Imprensa Paralegal Journalist Amando Nenane (Photo: Amando Nenane)

Mozambique police assault, repeatedly detain reporter Armando Nenane

On October 2, 2021, a group of police officers in Mozambique’s capital, Maputo, detained and assaulted Armando Nenane, a reporter with the privately owned Imprensa Paralegal news agency, which distributes content to other news outlets, while he covered a road accident, according to the journalist, who spoke to CPJ in a phone interview and posted about the incident on Facebook.

Nenane filmed victims of the accident on his phone for Imprensa Paralegal, posting photos and video to his Facebook page. At 10:30 a.m., about an hour and a half after the accident, two vans carrying about 10 police officers arrived and the officers approached him, the journalist told CPJ. The officers surrounded him and confiscated his phone before five of them took him by foot to the nearby Ninth Police Station.

At the station, officers demanded Nenane unlock his cell phone and erase footage he recorded of police arriving at the scene, Nenane told CPJ. When he refused, one of the officers slapped him in the face. Nenane said he protested, that officer left, and then another officer told the journalist he needed to present his press documents if the footage was not to be erased. After about 30 minutes, Nenane’s wife brought his press card and identification to the station, and the officers returned his phone and released him without charge.

Upon leaving the police station, Nenane returned to the scene of the accident to continue reporting, but officers detained him again and took him back to the same police station in a police van. At the station, officers handcuffed him and held him for about 15 minutes, until he was released again without charge on an order from a higher-ranking officer, Nenane said.

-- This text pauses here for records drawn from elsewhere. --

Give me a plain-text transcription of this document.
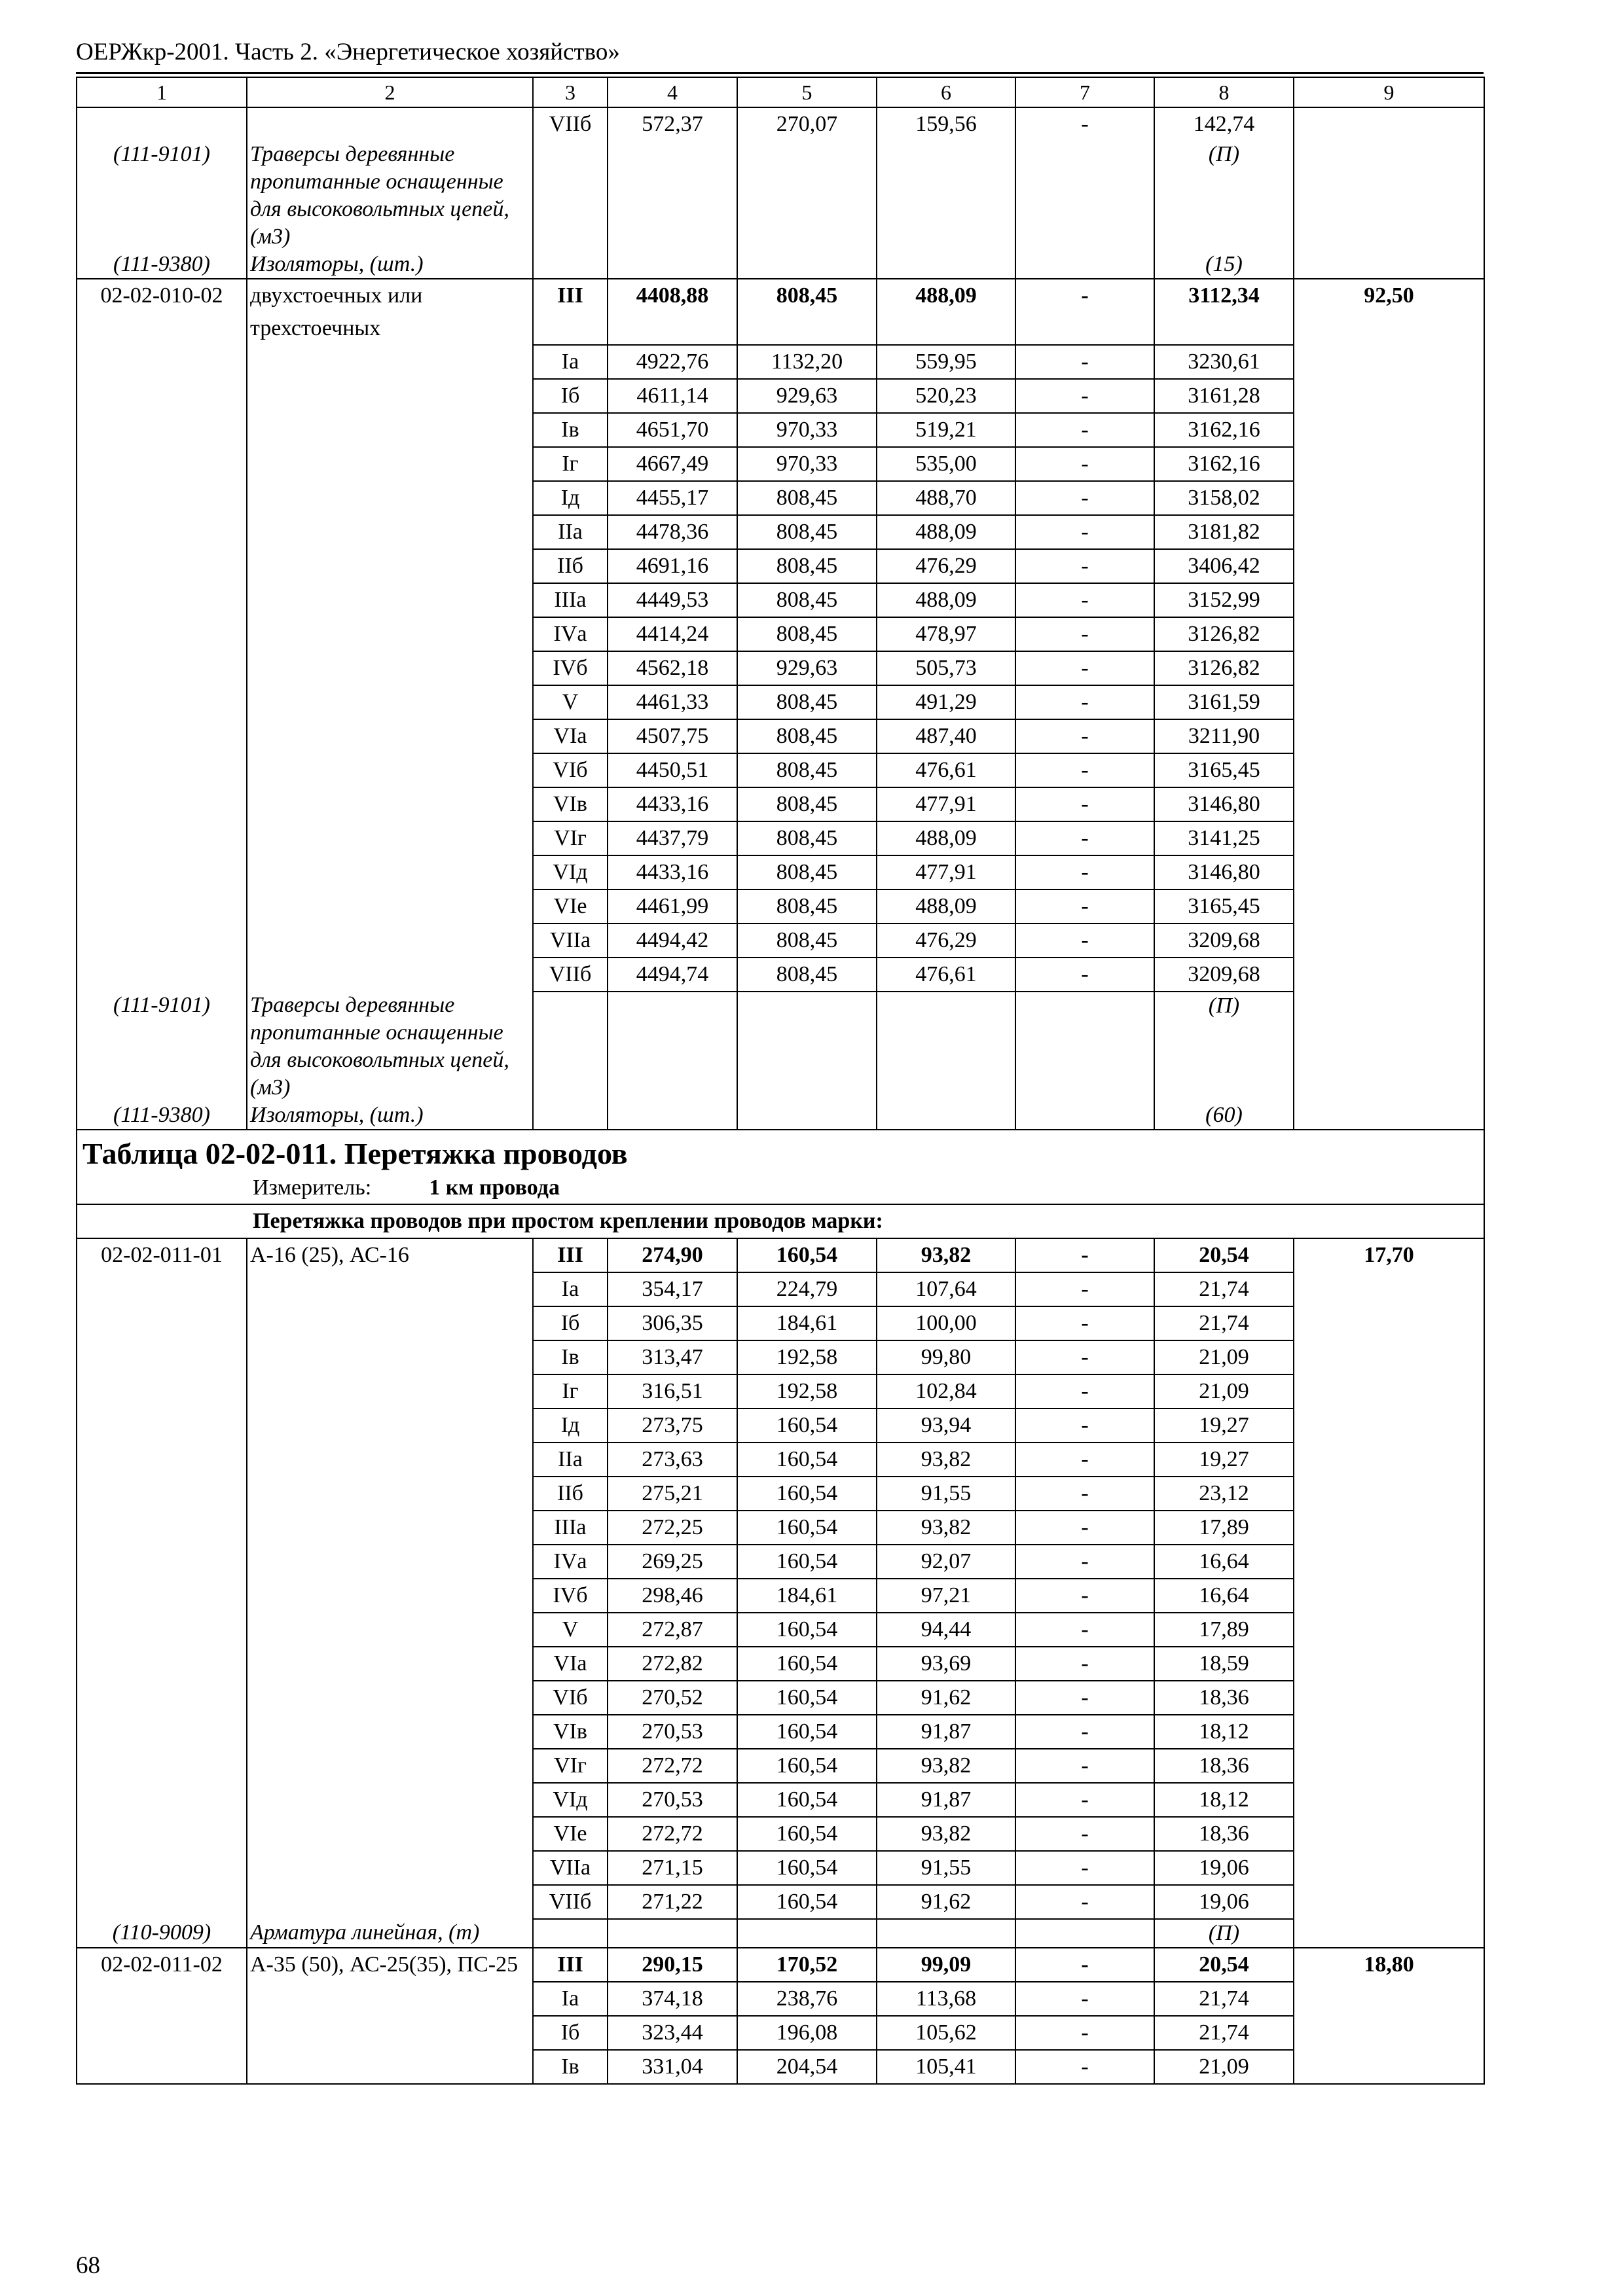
ОЕРЖкр-2001. Часть 2. «Энергетическое хозяйство»
1	2	3	4	5	6	7	8	9
		VIIб	572,37	270,07	159,56	-	142,74	
(111-9101)	Траверсы деревянные пропитанные оснащенные для высоковольтных цепей, (м3)						(П)	
(111-9380)	Изоляторы, (шт.)						(15)	
02-02-010-02	двухстоечных или трехстоечных	III	4408,88	808,45	488,09	-	3112,34	92,50
		Iа	4922,76	1132,20	559,95	-	3230,61	
		Iб	4611,14	929,63	520,23	-	3161,28	
		Iв	4651,70	970,33	519,21	-	3162,16	
		Iг	4667,49	970,33	535,00	-	3162,16	
		Iд	4455,17	808,45	488,70	-	3158,02	
		IIа	4478,36	808,45	488,09	-	3181,82	
		IIб	4691,16	808,45	476,29	-	3406,42	
		IIIа	4449,53	808,45	488,09	-	3152,99	
		IVа	4414,24	808,45	478,97	-	3126,82	
		IVб	4562,18	929,63	505,73	-	3126,82	
		V	4461,33	808,45	491,29	-	3161,59	
		VIа	4507,75	808,45	487,40	-	3211,90	
		VIб	4450,51	808,45	476,61	-	3165,45	
		VIв	4433,16	808,45	477,91	-	3146,80	
		VIг	4437,79	808,45	488,09	-	3141,25	
		VIд	4433,16	808,45	477,91	-	3146,80	
		VIе	4461,99	808,45	488,09	-	3165,45	
		VIIа	4494,42	808,45	476,29	-	3209,68	
		VIIб	4494,74	808,45	476,61	-	3209,68	
(111-9101)	Траверсы деревянные пропитанные оснащенные для высоковольтных цепей, (м3)						(П)	
(111-9380)	Изоляторы, (шт.)						(60)	
Таблица 02-02-011. Перетяжка проводов								
Измеритель: 1 км провода								
Перетяжка проводов при простом креплении проводов марки:								
02-02-011-01	А-16 (25), АС-16	III	274,90	160,54	93,82	-	20,54	17,70
		Iа	354,17	224,79	107,64	-	21,74	
		Iб	306,35	184,61	100,00	-	21,74	
		Iв	313,47	192,58	99,80	-	21,09	
		Iг	316,51	192,58	102,84	-	21,09	
		Iд	273,75	160,54	93,94	-	19,27	
		IIа	273,63	160,54	93,82	-	19,27	
		IIб	275,21	160,54	91,55	-	23,12	
		IIIа	272,25	160,54	93,82	-	17,89	
		IVа	269,25	160,54	92,07	-	16,64	
		IVб	298,46	184,61	97,21	-	16,64	
		V	272,87	160,54	94,44	-	17,89	
		VIа	272,82	160,54	93,69	-	18,59	
		VIб	270,52	160,54	91,62	-	18,36	
		VIв	270,53	160,54	91,87	-	18,12	
		VIг	272,72	160,54	93,82	-	18,36	
		VIд	270,53	160,54	91,87	-	18,12	
		VIе	272,72	160,54	93,82	-	18,36	
		VIIа	271,15	160,54	91,55	-	19,06	
		VIIб	271,22	160,54	91,62	-	19,06	
(110-9009)	Арматура линейная, (т)						(П)	
02-02-011-02	А-35 (50), АС-25(35), ПС-25	III	290,15	170,52	99,09	-	20,54	18,80
		Iа	374,18	238,76	113,68	-	21,74	
		Iб	323,44	196,08	105,62	-	21,74	
		Iв	331,04	204,54	105,41	-	21,09	
68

A news crew with the privately owned TV Sucesso broadcaster was at the scene of the accident and saw Nenane being taken by officers the second time, according to Nenane and Romeu Pascoal, a reporter with TV Sucesso, who was not at the scene but was familiar with the incident and spoke with CPJ over the phone.

One of the TV Sucesso reporters told police that Nenane was a journalist and should be released, but officers ignored their requests, Nenane and Pascoal said.

“This sort of abuse from authorities is frequent,” Nenane told CPJ. “This is how journalists are treated by authorities in Mozambique.” CPJ has documented numerous arrests and official harassment of journalists in Mozambique in recent years.

Reached by phone, Maputo police commandant Fabião Nhancololo told CPJ on October 19 he was not aware of Nenane’s detentions and would investigate and contact the commandant of the Ninth Police Station. Nhancololo also told CPJ he would share contact information for the Ninth Police Station chief, but failed to do so and then did not respond to subsequent calls and messages.